BOSTON — Lowell is one of two dozen Massachusetts cities being targeted for a new financial-literacy program designed to teach high-school students about personal finances.
The legislation, which is included in the fiscal 2013 budget, aims to help students understand how to manage money before graduating.
If the program is signed into law, the Department of Secondary and Elementary Education will develop a three-year pilot program for 10 public high schools located in Gateway Cities throughout the state. The program is anticipated to cost $250,000 in the first year.
There are 24 such cities in Massachusetts, including Lowell and Fitchburg. The districts will be chosen based on a competitive grant process.
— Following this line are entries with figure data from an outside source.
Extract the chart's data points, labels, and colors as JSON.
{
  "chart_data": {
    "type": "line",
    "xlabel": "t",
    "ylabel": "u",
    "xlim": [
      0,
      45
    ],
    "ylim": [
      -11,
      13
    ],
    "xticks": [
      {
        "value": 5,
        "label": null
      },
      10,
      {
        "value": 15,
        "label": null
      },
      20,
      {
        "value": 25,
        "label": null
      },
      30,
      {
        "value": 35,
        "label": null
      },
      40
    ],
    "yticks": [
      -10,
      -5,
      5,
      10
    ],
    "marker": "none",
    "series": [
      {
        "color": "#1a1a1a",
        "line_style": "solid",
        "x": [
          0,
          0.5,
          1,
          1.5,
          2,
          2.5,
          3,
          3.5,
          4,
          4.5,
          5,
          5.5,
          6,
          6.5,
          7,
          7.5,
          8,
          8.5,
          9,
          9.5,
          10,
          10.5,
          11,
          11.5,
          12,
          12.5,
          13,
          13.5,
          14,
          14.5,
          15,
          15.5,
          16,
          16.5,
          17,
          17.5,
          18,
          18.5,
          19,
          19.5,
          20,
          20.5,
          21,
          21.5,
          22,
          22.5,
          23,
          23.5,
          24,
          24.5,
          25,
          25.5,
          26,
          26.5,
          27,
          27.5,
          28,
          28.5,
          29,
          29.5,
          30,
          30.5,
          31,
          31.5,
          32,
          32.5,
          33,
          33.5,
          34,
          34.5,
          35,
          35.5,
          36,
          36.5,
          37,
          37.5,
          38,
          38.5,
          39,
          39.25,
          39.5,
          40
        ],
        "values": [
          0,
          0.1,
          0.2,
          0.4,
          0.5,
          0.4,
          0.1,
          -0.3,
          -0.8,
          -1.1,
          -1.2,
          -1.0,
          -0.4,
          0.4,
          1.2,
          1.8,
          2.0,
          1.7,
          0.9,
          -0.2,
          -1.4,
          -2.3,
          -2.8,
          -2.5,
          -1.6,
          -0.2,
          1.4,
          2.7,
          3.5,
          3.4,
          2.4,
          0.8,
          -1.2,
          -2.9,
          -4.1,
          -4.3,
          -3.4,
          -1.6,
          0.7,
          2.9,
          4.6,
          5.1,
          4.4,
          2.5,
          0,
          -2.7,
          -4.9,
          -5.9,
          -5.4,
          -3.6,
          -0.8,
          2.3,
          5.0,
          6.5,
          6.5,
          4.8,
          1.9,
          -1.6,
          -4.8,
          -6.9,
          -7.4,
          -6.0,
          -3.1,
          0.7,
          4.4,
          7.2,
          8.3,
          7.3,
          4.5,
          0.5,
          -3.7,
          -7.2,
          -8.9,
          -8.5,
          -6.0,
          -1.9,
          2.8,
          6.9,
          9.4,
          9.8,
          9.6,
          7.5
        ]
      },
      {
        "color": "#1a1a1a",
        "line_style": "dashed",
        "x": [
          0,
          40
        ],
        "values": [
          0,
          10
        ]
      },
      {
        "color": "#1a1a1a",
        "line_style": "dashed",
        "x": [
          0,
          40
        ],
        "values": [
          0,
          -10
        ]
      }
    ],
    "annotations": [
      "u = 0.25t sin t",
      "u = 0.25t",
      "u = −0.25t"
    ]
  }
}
State Sens. Barry Finegold and Jamie Eldridge filed separate bills last year aimed at curbing the alarming number of students who find themselves under a mountain of debt. They praised the state for taking the initial steps that they hope will lead to a statewide course requirement.
“I feel strongly that every single school system should offer financial literacy,” said Finegold, an Andover Democrat. “Knowing how to balance a checkbook, knowing how credit cards work is just as important as learning science and learning certain math skills.”
While the two lawmakers’ bills proposed adding personal-finance lessons to the math curriculum for all students, Finegold said trying the program in Gateway Cities makes sense, given that those cities often have the highest instances of foreclosures in the state.
Gateway Cities have populations greater than 35,000 and less than 250,000. They also have a median household income below the statewide average, and a rate of educational attainment of a bachelor’s degree or higher that is below the state average.
The cities often receive state grants and support for economic and community development.
Topics expected to be covered in the financial-literacy classes include loans, interest, credit-card debt, online commerce, renting or buying a home, and planning for retirement.
According to the state Office of Consumer Affairs and Business Regulation, teenagers spend, on average, $5,400 a year, about 98 percent of what they earn. About 40 percent of it is on clothing. Also, more students drop out of college due to teen-accumulated debt than for academic reasons.
Personal finance is taught in some Massachusetts high schools, but it’s not required. Fewer than one-third of all states require personal financial literacy, with New Hampshire the only one in New England.
Eldridge, an Acton Democrat, said the program will help students avoid bankruptcies, foreclosures and unmanageable debt later in life.
“It’s a low-cost investment that will pay dividends down the line, he said.
A financial-literacy bill was filed by former state Sen. Susan Tucker, D-Andover, in 2009. It passed in the Senate but never reached the House floor for a vote.
The budget has been passed by both the House and Senate. It now awaits the governor’s signature.